10 Beautiful Flowers You Really Need in Your Garden

>
“Mary, Mary, quite contrary, how does your garden grow?” This is an old nursery rhyme but it asks a perennial question – no pun intended… What makes a garden original and special? The answer is as variable as the gardener herself.
Flowers always bring happiness to anyone who views them, but there are themes which enhance the overall effect and at the same time bring benefits to how the garden grows. These include having flowers that attract desired insects, that repel ones that are unwanted, and that provide medicinal and healing value.
Whether you have a large garden, a small plot on the side of the house, or pots of flowers on a deck or balcony, it can be both beneficial and fun to choose plants that provide that something extra.
Beautiful Flowers You Really Need in Your Garden

Flowers That Attract Helpful Insects

Flowers That Attract Helpful Insects
Ecology and the environment are serious concerns. Most of us are interested in decreasing the use of pesticides, not only for our own benefit but to protect the ground soil and water table. Nature has her own warriors for this, and they happen to be fascinating little creatures at that.
Ladybugs are called a gardener’s best friend. Getting ladybugs to come to your garden is a marvelous way to get rid of mites and aphids, their favorite food, as well as mealybugs. To get ladybugs interested, have at least three of the following flowers available for them: Calendula, Marigold, and Angelica. The petals of these flowers have a level surface that ladybugs like, and they love the pollen.
Green Lacewing larvae are very keen for Borage, called the starflower. It is the larvae that are the consumers of aphids, red mites, moth caterpillars, and mealybugs. The lacewings will lay their eggs on the blue borage petals, ensuring a steady supply of garden protectors.
Alyssum flowers
Parasitic wasps are superb for controlling a variety of invaders like mealybugs, aphids, whiteflies, cabbage worms, gypsy moth caterpillars, and Japanese beetles. They are drawn to Alyssum.
Assassin bugs and hoverflies provide benefit to the garden in late summer and early fall. These insects especially favor Goldenrod.
Ground Beetles are born predators that spend the nighttime hours looking for slugs and snails and pests that invade the soil where flowers have been planted. They like caterpillars, too. Perennial flowers draw their attention most of all.

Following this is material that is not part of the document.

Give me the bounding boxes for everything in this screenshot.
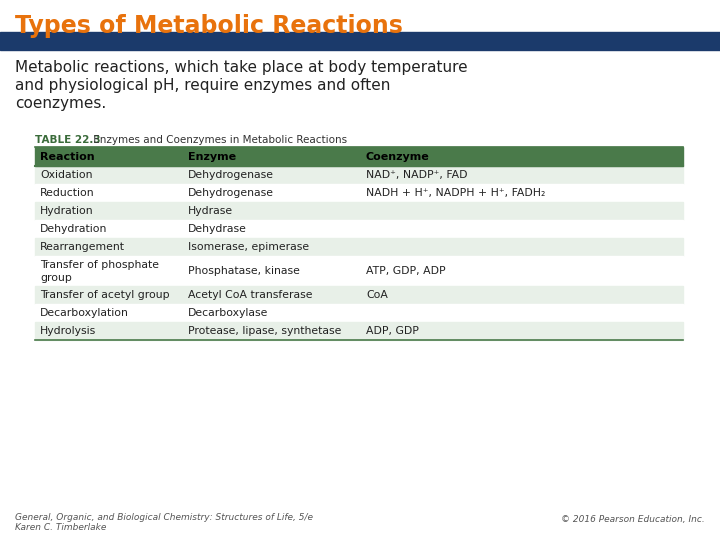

Flowers That Repel Unwanted Insects

Marigold
The Marigold stars again, this time as one of the best-known flowers for repelling bothersome insects. Depending on the type of marigold that is planted, it will keep away nematodes, cabbage maggots, aphids, and Mexican Bean Beetles. The marigolds that have scent do the best job.
Lavender, besides having a marvelous scent, repels whiteflies and moths and perhaps best of all, mosquitos.